ACIAR’s programs have a focus on the southern provinces (Kampot, Takeo, Kandal, Prey Veng and Kampong Cham), two Tonle Sap provinces (Kampong Thom and Siem Reap) and two north-western provinces (Battambang and Pailin, mainly emphasising maize-based field crops). These provinces were selected on the basis of access to emerging domestic and international (Thailand, Vietnam) markets, and as key production locations for the agreed priority crops and ruminant livestock.
Priorities for ACIAR–Cambodia cooperation are established through meetings between RPMs and executive staff at ACIAR and Cambodian agricultural R&D institutions, government departments and other organisations active in rural affairs. Effort is made to align the agreed priorities with the Strategy for Agriculture and Water 2010–13.

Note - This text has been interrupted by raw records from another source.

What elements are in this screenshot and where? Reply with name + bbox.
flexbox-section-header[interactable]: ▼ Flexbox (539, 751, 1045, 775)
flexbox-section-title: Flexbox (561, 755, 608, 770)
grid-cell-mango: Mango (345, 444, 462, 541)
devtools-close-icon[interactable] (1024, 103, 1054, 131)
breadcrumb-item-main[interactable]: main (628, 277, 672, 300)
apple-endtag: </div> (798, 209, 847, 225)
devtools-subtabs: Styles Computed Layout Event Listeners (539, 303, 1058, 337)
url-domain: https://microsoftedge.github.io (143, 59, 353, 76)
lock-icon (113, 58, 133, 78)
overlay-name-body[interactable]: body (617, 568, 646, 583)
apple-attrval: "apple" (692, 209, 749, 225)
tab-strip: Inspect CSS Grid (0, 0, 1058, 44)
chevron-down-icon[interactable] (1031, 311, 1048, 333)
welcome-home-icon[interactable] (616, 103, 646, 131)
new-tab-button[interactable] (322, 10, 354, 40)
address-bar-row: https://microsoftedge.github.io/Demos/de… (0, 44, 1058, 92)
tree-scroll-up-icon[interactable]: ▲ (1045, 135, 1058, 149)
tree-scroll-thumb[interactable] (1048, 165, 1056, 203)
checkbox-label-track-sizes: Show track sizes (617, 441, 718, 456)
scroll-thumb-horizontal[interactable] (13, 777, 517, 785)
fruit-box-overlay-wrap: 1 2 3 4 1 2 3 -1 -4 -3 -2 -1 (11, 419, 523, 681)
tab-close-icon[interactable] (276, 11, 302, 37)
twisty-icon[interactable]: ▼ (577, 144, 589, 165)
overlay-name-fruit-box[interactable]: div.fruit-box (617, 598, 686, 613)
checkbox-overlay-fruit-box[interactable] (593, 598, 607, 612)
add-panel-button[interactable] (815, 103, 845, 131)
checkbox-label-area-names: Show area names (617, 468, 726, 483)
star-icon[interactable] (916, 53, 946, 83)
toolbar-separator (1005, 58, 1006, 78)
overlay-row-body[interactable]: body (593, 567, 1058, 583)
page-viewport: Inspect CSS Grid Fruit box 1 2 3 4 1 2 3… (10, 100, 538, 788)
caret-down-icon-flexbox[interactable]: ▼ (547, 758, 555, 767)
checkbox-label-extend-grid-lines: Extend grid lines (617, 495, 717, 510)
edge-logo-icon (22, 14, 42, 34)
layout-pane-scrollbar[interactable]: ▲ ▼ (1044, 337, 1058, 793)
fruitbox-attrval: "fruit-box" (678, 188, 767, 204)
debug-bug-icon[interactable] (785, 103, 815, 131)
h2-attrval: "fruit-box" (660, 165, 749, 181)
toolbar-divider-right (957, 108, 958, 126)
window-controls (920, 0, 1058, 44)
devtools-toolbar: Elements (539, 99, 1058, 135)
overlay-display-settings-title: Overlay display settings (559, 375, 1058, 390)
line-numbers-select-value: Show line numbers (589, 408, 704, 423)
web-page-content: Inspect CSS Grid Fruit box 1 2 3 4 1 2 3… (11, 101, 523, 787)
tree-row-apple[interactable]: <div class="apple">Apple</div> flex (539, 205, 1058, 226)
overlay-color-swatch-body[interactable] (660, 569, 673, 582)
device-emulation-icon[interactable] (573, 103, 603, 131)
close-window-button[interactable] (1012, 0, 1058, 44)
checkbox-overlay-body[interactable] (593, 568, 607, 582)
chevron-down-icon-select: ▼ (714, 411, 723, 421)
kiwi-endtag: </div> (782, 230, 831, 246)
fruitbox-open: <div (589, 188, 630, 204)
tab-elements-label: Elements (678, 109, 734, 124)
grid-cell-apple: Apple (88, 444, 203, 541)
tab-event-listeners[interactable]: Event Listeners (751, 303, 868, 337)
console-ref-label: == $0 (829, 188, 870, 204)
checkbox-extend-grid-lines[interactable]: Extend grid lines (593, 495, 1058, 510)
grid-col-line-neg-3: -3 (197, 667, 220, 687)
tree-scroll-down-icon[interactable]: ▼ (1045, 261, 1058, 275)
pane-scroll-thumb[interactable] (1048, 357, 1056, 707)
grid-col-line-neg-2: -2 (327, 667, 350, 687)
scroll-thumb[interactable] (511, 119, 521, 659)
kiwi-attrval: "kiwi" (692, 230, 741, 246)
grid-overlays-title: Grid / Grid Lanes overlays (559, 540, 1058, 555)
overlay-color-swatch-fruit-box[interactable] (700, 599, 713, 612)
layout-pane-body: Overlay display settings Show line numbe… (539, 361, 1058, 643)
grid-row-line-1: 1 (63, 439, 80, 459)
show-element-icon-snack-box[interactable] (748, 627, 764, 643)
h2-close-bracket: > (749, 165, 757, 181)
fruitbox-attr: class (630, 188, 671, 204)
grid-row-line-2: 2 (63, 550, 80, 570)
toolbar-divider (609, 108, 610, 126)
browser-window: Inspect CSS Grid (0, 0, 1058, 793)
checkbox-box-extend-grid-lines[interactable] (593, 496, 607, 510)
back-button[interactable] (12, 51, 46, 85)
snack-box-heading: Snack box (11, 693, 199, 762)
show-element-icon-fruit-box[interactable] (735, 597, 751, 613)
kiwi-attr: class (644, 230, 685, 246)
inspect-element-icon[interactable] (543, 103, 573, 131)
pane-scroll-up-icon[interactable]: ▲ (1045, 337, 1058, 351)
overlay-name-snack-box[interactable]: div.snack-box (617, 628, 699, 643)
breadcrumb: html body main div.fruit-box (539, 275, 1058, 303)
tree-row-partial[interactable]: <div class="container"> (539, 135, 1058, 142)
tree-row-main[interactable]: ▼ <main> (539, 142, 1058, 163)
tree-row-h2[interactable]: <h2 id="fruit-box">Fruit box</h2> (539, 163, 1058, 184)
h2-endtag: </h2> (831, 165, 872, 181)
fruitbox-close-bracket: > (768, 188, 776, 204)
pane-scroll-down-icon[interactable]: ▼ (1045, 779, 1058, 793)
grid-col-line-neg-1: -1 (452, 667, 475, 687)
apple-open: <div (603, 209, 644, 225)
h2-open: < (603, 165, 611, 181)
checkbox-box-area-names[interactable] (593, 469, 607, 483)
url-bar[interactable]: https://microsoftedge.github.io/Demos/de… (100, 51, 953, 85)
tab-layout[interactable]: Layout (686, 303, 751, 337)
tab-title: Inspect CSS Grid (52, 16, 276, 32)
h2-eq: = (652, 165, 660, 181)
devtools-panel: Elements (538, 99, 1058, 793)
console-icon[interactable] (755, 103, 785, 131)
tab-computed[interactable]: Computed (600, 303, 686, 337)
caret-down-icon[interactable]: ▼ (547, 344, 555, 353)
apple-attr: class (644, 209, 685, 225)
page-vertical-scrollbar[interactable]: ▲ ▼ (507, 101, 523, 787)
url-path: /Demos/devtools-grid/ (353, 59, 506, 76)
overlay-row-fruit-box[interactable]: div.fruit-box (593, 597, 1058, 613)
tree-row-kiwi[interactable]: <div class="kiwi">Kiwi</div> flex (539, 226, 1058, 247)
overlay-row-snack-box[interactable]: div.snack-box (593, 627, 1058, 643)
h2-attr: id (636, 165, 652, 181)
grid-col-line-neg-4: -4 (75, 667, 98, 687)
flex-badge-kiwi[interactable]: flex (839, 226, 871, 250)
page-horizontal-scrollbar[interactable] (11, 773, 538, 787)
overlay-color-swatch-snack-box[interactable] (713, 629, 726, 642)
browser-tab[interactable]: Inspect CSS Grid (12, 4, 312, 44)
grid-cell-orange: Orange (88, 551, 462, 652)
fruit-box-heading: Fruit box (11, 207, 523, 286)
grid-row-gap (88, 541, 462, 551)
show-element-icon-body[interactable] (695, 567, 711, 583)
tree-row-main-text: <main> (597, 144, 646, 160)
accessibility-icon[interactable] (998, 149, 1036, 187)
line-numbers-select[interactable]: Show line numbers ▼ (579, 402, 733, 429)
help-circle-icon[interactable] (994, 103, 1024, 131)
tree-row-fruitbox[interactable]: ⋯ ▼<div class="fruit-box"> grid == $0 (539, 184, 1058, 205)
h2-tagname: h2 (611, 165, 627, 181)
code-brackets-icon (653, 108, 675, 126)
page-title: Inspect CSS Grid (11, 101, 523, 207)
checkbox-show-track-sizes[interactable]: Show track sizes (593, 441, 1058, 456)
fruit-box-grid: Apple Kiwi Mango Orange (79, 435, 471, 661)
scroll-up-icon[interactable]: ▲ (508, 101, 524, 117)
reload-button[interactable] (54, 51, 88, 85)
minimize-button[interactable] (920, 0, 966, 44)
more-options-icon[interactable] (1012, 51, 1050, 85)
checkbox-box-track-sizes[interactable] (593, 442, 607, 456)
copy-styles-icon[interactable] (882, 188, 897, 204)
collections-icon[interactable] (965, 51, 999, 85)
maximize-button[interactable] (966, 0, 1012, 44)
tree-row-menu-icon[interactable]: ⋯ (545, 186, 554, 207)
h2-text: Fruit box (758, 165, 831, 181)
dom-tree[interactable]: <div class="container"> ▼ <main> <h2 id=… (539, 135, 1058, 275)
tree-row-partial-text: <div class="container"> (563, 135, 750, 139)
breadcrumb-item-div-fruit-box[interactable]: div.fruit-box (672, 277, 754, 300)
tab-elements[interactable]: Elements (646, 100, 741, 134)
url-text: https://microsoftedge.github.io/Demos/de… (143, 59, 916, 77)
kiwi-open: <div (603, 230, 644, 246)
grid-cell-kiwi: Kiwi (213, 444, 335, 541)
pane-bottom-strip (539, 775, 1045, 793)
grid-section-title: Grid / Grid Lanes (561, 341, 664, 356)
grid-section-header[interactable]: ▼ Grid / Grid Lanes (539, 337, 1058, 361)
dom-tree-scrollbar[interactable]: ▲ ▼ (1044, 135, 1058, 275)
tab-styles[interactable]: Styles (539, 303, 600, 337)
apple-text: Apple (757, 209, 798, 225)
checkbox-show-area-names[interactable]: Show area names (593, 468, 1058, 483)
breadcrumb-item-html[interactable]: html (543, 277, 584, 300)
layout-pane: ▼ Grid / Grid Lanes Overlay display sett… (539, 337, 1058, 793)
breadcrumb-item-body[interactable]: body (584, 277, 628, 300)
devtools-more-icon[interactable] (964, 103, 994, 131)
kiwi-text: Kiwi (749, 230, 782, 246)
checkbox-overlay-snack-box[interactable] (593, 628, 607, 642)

Priorities for R&D cooperation—in production, protection, processing and marketing of field and horticultural crops—were discussed in February 2008 at a workshop in Phnom Penh, jointly hosted by ACIAR and AusAID. It involved representatives of relevant national and provincial government ministries and agencies, universities, the private sector, NGOs and other donors. The full list of agreed priorities from the meetings is available at , and includes the following:
- Securing productivity of rice-based farming systems
- Development and diversification of rice varieties for lowland environments
- Planting technologies and mechanisation of rice production
- Soil and nutrient management
- Income generation and better nutrition through agricultural diversification
- Non-rice field crops
- Assessment of annual crops that support agroindustry, particularly maize, soybean and cassava
- Assessment of suitable environmental and soil conditions for reducing risk in early wet-season soybean production before rice
- Synthesis and dissemination of supply systems, regulations and standards for field- and horticultural-crop seed, and of cropping inputs to meet requirements of markets and trading partners
- Understanding domestic market needs and improving supply chains
- Development and dissemination of information on integrated crop production and postharvest management in selected vegetable crops
- Development of plant biosecurity, including biosecurity- and quarantine-related R&D, molecular identification of quarantine pests and technical capacity building
- Ruminant livestock
- Improvement in ruminant livestock health through integration of better nutrition, identification of diseases of importance to production, and methods (including vaccination and control of livestock movements) for preventing and controlling key diseases
- Management of cattle and buffalo production through improvements in reproduction and year-round availability of feedstuffs in rice-based farming systems, along with improved market linkages
- Cambodian Agricultural Research Fund
- Support for research and extension in areas of agricultural diversification through CARF
- Helping Cambodian crop and livestock production systems respond to climate change
- Assessing adaptive capacity of smallholder farmers to climate variability and change
- On-farm crop modelling to develop crop rotations that are better matched to shifting rainfall regimes
- Production of an additional crop in lowland rice-based cropping systems with better use of residual moisture, late-season rainfall or limited supplementary irrigation
- Improving the capacity of poor communities dependent on aquatic resources in Laos and Cambodia to adapt to changing environmental conditions through fisheries and aquaculture.